You can choose to ignore this and choose not to incorporate these recommendations, as is your prerogative as the author of this great scraper, but it's just rude to meet constructive feedback with sarcasm and snarky remarks.


RE: [Release] Universal Scraper for Music Artists - olympia - 2012-07-21

I was pissed of by your orignal post of the problem, because you haven't done your homework (analysing the problem) and I gave a straight feedback to you on this. However I didn't really want to be sarcastic by saying "Search results loosened up".

...and yes, you were asking for looser search results. Any deviation from the original search string means loosening to me.

In any case, I solved your problem, no? Did you test with the updated scrapers? I know I am not the nicest guy you ever met, but you can't say I am not responsive to the problems...


RE: [Release] Universal Scraper for Music Artists - deh2k7 - 2012-07-23

(2012-07-21, 18:35)olympia Wrote: I was pissed of by your orignal post of the problem, because you haven't done your homework (analysing the problem) and I gave a straight feedback to you on this. However I didn't really want to be sarcastic by saying "Search results loosened up".

...and yes, you were asking for looser search results. Any deviation from the original search string means loosening to me.

In any case, I solved your problem, no? Did you test with the updated scrapers? I know I am not the nicest guy you ever met, but you can't say I am not responsive to the problems...

Olympia - you have always been responsive and helpful, so I appreciate that.

I did test with updated scrapers, and it seems like motley crue and ill nino are working, but MB does not have AM links, so I added those. Will retest when the changes apply to make sure everything comes through.

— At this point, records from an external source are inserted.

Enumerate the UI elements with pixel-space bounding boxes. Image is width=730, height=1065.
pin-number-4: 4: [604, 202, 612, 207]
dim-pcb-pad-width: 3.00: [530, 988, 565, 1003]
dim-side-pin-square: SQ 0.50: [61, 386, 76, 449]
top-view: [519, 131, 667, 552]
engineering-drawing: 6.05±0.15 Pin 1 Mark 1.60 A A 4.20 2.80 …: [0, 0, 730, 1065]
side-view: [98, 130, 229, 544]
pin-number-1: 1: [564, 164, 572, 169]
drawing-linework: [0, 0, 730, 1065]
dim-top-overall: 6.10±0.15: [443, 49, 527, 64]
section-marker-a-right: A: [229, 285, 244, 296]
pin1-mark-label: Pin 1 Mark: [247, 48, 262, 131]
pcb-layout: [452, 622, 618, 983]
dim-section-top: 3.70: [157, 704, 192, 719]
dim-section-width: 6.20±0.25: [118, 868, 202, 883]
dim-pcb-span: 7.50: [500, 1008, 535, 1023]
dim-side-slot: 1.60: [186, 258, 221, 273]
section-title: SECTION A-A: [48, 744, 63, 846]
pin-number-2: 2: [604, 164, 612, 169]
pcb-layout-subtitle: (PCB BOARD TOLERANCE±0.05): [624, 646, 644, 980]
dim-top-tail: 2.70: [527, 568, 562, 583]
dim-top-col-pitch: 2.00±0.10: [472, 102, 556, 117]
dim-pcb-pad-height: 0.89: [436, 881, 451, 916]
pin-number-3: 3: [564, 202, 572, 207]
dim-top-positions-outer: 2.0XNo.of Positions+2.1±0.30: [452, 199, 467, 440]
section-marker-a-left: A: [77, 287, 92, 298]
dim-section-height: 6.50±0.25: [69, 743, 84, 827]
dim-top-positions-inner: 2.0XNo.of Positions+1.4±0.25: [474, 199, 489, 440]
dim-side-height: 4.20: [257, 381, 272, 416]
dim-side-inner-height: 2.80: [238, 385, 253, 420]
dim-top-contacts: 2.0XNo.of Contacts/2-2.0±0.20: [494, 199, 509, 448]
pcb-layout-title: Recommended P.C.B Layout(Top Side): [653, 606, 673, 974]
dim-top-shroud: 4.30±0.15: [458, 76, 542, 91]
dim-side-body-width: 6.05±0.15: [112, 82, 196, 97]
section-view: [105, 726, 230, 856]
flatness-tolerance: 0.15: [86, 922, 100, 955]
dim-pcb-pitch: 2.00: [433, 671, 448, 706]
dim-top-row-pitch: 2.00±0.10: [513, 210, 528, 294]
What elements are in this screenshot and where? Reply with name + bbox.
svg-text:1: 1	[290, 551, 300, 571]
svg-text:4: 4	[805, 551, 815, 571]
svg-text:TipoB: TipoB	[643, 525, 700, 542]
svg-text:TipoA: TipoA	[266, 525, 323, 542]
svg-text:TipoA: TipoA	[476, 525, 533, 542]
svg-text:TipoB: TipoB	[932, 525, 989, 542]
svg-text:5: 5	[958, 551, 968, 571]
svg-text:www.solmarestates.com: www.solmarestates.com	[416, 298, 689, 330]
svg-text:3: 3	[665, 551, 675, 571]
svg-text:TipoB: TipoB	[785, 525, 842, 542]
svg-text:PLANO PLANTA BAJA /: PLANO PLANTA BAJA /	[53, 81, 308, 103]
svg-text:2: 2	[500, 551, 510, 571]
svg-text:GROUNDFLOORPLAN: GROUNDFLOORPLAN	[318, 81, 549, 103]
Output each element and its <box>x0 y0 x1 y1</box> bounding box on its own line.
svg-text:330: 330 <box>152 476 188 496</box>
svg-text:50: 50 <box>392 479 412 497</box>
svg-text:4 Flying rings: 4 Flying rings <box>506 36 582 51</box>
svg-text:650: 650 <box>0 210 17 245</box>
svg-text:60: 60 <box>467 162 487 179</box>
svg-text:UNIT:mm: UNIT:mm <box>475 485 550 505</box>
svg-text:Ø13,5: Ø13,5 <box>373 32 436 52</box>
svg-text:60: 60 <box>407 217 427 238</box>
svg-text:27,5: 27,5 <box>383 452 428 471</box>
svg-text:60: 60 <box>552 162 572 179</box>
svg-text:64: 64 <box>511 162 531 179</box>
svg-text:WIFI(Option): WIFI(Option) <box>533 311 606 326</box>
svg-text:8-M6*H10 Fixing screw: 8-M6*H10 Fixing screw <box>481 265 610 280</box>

Still having problems with names like blink-182 and SR-71. Not able to get a match at all with SR-71 but blink works if i manually search with 'blink 182', even though both artists appear with the '-' on MB.


RE: [Release] Universal Scraper for Music Artists - olympia - 2012-07-23

I know, I am aware of this issue. The root cause is this:
http://search.musicbrainz.org/ws/2/artist/?fmt=xml&query=artist:blink-182
Seems to be an encoding issue on the MusicBrainz site.

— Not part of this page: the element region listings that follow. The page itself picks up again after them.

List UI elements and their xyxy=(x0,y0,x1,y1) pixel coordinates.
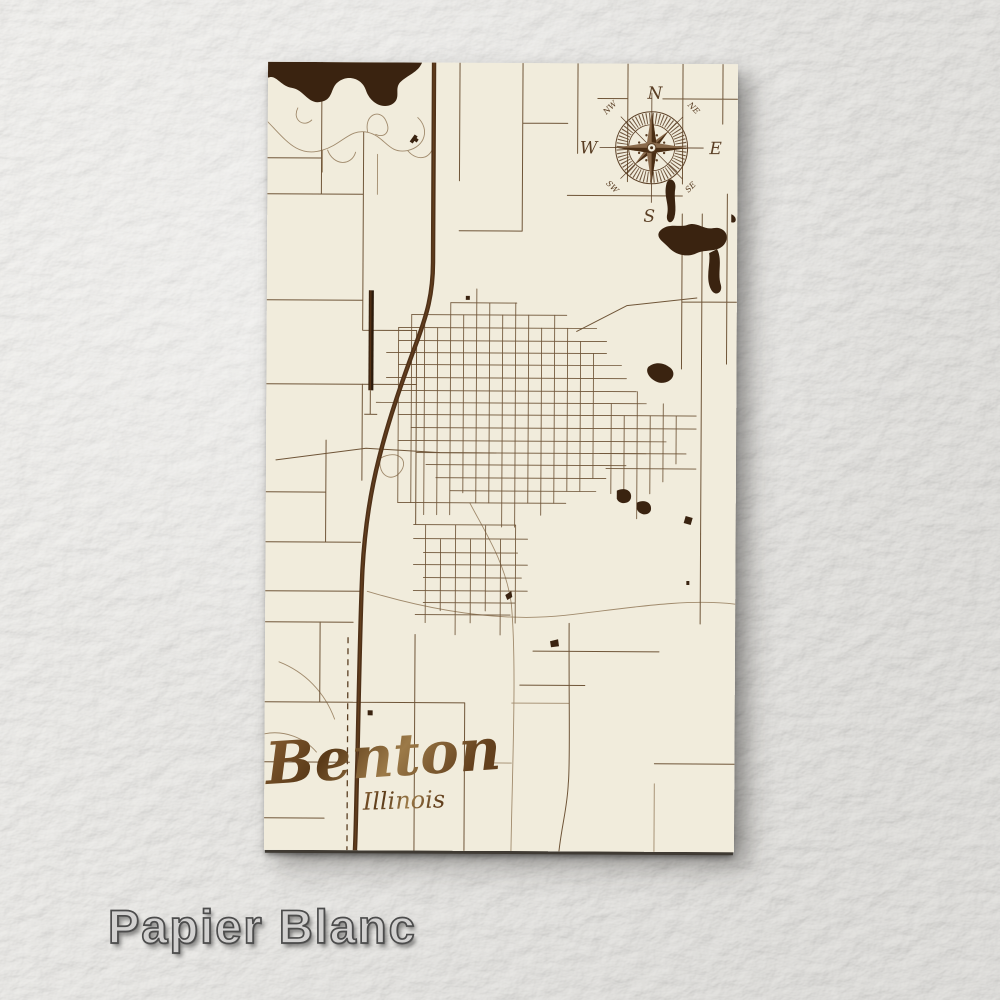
compass-w-label: W xyxy=(580,138,599,158)
compass-s-label: S xyxy=(643,207,655,227)
compass-n-label: N xyxy=(646,84,663,104)
street-map: N S E W NW NE SW SE Benton Illinois xyxy=(264,62,738,852)
style-label: Papier Blanc xyxy=(108,899,417,954)
map-subtitle: Illinois xyxy=(361,785,445,815)
map-poster: N S E W NW NE SW SE Benton Illinois xyxy=(264,62,738,852)
product-photo: N S E W NW NE SW SE Benton Illinois Papi… xyxy=(0,0,1000,1000)
compass-e-label: E xyxy=(708,139,722,159)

FYI - allmusic links you add becomes effective immediatelly.


RE: [Release] Universal Scraper for Music Artists - deh2k7 - 2012-07-24

(2012-07-23, 20:24)olympia Wrote: I know, I am aware of this issue. The root cause is this:
http://search.musicbrainz.org/ws/2/artist/?fmt=xml&query=artist:blink-182
Seems to be an encoding issue on the MusicBrainz site.

FYI - allmusic links you add becomes effective immediatelly.

OK - gotcha on the artists with a hyphen in the name. I validated and verified both Motley Crue and Ill Nino (on all three sites), and a manual refresh in XBMC does not seem to get me all of the information, even though the allmusic links are active. My scraper settings are for Last.FM first, with an allmusic fallback. Both artists have bios on both sites, and only the bio seems to not be scraping. I am getting the allmusic info like genres and years active. I'm scratching my head on these two ones. Need a debug log?